The phrase dictionary works well for compound nouns like product names ("Microsoft SQL Server"), proper names ("City of Hamburg"), or product features ("pivot table"). It doesn't work as well for verbs or adjectives because, typically, those words are highly contextual within the source or target language. The best practice is to avoid phrase dictionary entries for anything but compound nouns.
If you're using a phrase dictionary, capitalization and punctuation are important. Dictionary entries are case- and punctuation-sensitive. Custom Translator only matches words and phrases in the input sentence that use exactly the same capitalization and punctuation marks as specified in the source dictionary file. Also, translations reflect the capitalization and punctuation provided in the target dictionary file.
Example
- If you're training an English-to-Spanish system that uses a phrase dictionary and you specify SQL server in the source file and Microsoft SQL Server in the target file. When you request the translation of a sentence that contains the phrase SQL server, Custom Translator matches the dictionary entry and the translation that contains Microsoft SQL Server.

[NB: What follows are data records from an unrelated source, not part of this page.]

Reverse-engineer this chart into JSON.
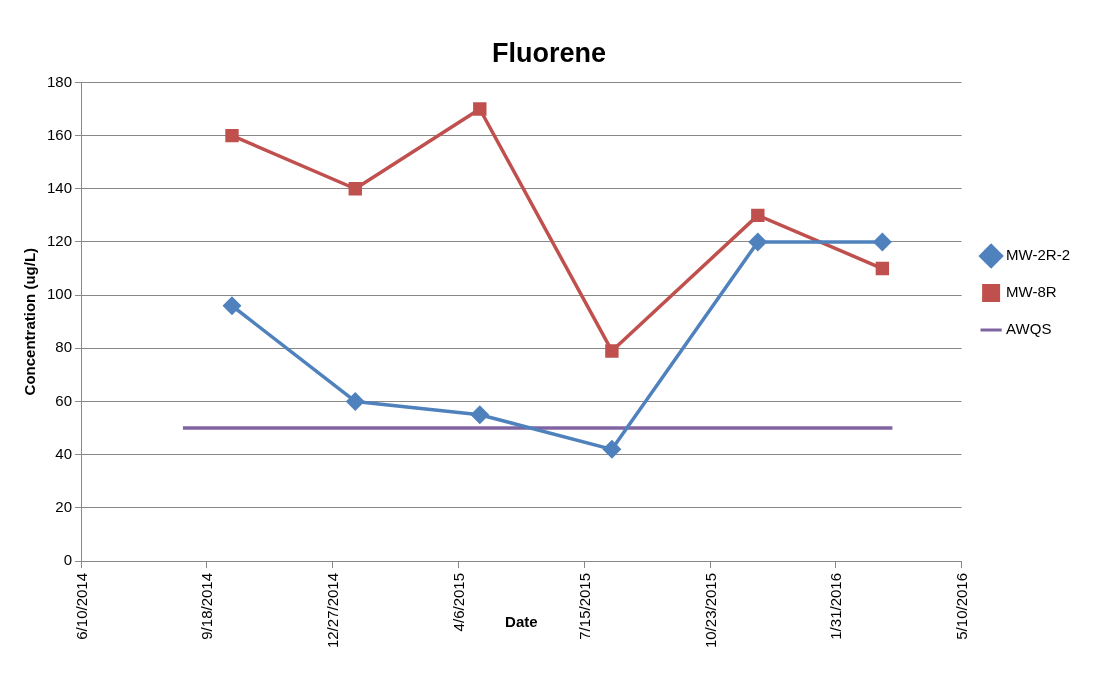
{
  "chart_data": {
    "type": "line",
    "title": "Fluorene",
    "xlabel": "Date",
    "ylabel": "Concentration (ug/L)",
    "xlim": [
      "2014-06-10",
      "2016-05-10"
    ],
    "xticks": [
      {
        "value": "2014-06-10",
        "label": "6/10/2014"
      },
      {
        "value": "2014-09-18",
        "label": "9/18/2014"
      },
      {
        "value": "2014-12-27",
        "label": "12/27/2014"
      },
      {
        "value": "2015-04-06",
        "label": "4/6/2015"
      },
      {
        "value": "2015-07-15",
        "label": "7/15/2015"
      },
      {
        "value": "2015-10-23",
        "label": "10/23/2015"
      },
      {
        "value": "2016-01-31",
        "label": "1/31/2016"
      },
      {
        "value": "2016-05-10",
        "label": "5/10/2016"
      }
    ],
    "ylim": [
      0,
      180
    ],
    "yticks": [
      0,
      20,
      40,
      60,
      80,
      100,
      120,
      140,
      160,
      180
    ],
    "grid": "y",
    "legend": "right",
    "series": [
      {
        "name": "MW-2R-2",
        "color": "#4f81bd",
        "marker": "diamond",
        "x": [
          "2014-10-08",
          "2015-01-14",
          "2015-04-23",
          "2015-08-06",
          "2015-11-30",
          "2016-03-08"
        ],
        "values": [
          96,
          60,
          55,
          42,
          120,
          120
        ]
      },
      {
        "name": "MW-8R",
        "color": "#c0504d",
        "marker": "square",
        "x": [
          "2014-10-08",
          "2015-01-14",
          "2015-04-23",
          "2015-08-06",
          "2015-11-30",
          "2016-03-08"
        ],
        "values": [
          160,
          140,
          170,
          79,
          130,
          110
        ]
      },
      {
        "name": "AWQS",
        "color": "#8064a2",
        "marker": "none",
        "x": [
          "2014-08-30",
          "2016-03-16"
        ],
        "values": [
          50,
          50
        ]
      }
    ]
  }
}
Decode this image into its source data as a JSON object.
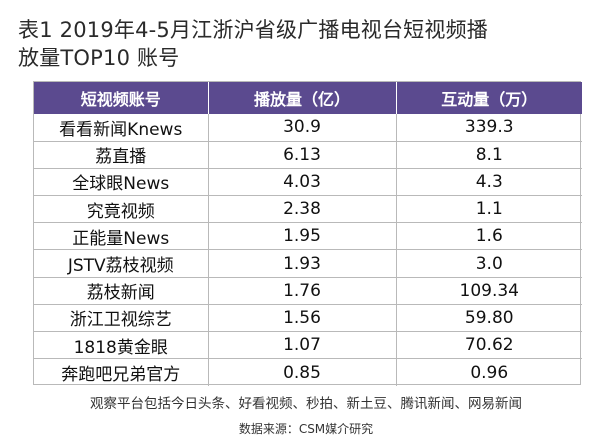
{
  "title_line1": "表1  2019年4-5月江浙沪省级广播电视台短视频播",
  "title_line2": "放量TOP10 账号",
  "headers": [
    "短视频账号",
    "播放量（亿）",
    "互动量（万）"
  ],
  "rows": [
    [
      "看看新闻Knews",
      "30.9",
      "339.3"
    ],
    [
      "荔直播",
      "6.13",
      "8.1"
    ],
    [
      "全球眼News",
      "4.03",
      "4.3"
    ],
    [
      "究竟视频",
      "2.38",
      "1.1"
    ],
    [
      "正能量News",
      "1.95",
      "1.6"
    ],
    [
      "JSTV荔枝视频",
      "1.93",
      "3.0"
    ],
    [
      "荔枝新闻",
      "1.76",
      "109.34"
    ],
    [
      "浙江卫视综艺",
      "1.56",
      "59.80"
    ],
    [
      "1818黄金眼",
      "1.07",
      "70.62"
    ],
    [
      "奔跑吧兄弟官方",
      "0.85",
      "0.96"
    ]
  ],
  "note": "观察平台包括今日头条、好看视频、秒拍、新土豆、腾讯新闻、网易新闻",
  "source": "数据来源：CSM媒介研究",
  "colors": {
    "header_bg": "#5b4a8f",
    "border": "#b9b9b9"
  }
}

- When you request translation of a sentence that includes the same phrase but doesn't match what is in your source file, such as sql server, sql Server, or SQL Server, it won't return a match from your dictionary.
- The translation follows the rules of the target language as specified in your phrase dictionary.
For more information about neural phrase dictionary, see neural dictionary guidance and recommendations.
If you're using a sentence dictionary, end-of-sentence punctuation is ignored.
Example
- If your source dictionary contains "This sentence ends with punctuation!", then any translation requests that contain "This sentence ends with punctuation" matches.
Your dictionary should contain unique source lines. If a source line (a word, phrase, or sentence) appears more than once in a dictionary file, the system always uses the last entry provided and return the target when a match is found.
Avoid adding phrases that consist of only numbers or are two- or three-letter words, such as acronyms, in the source dictionary file.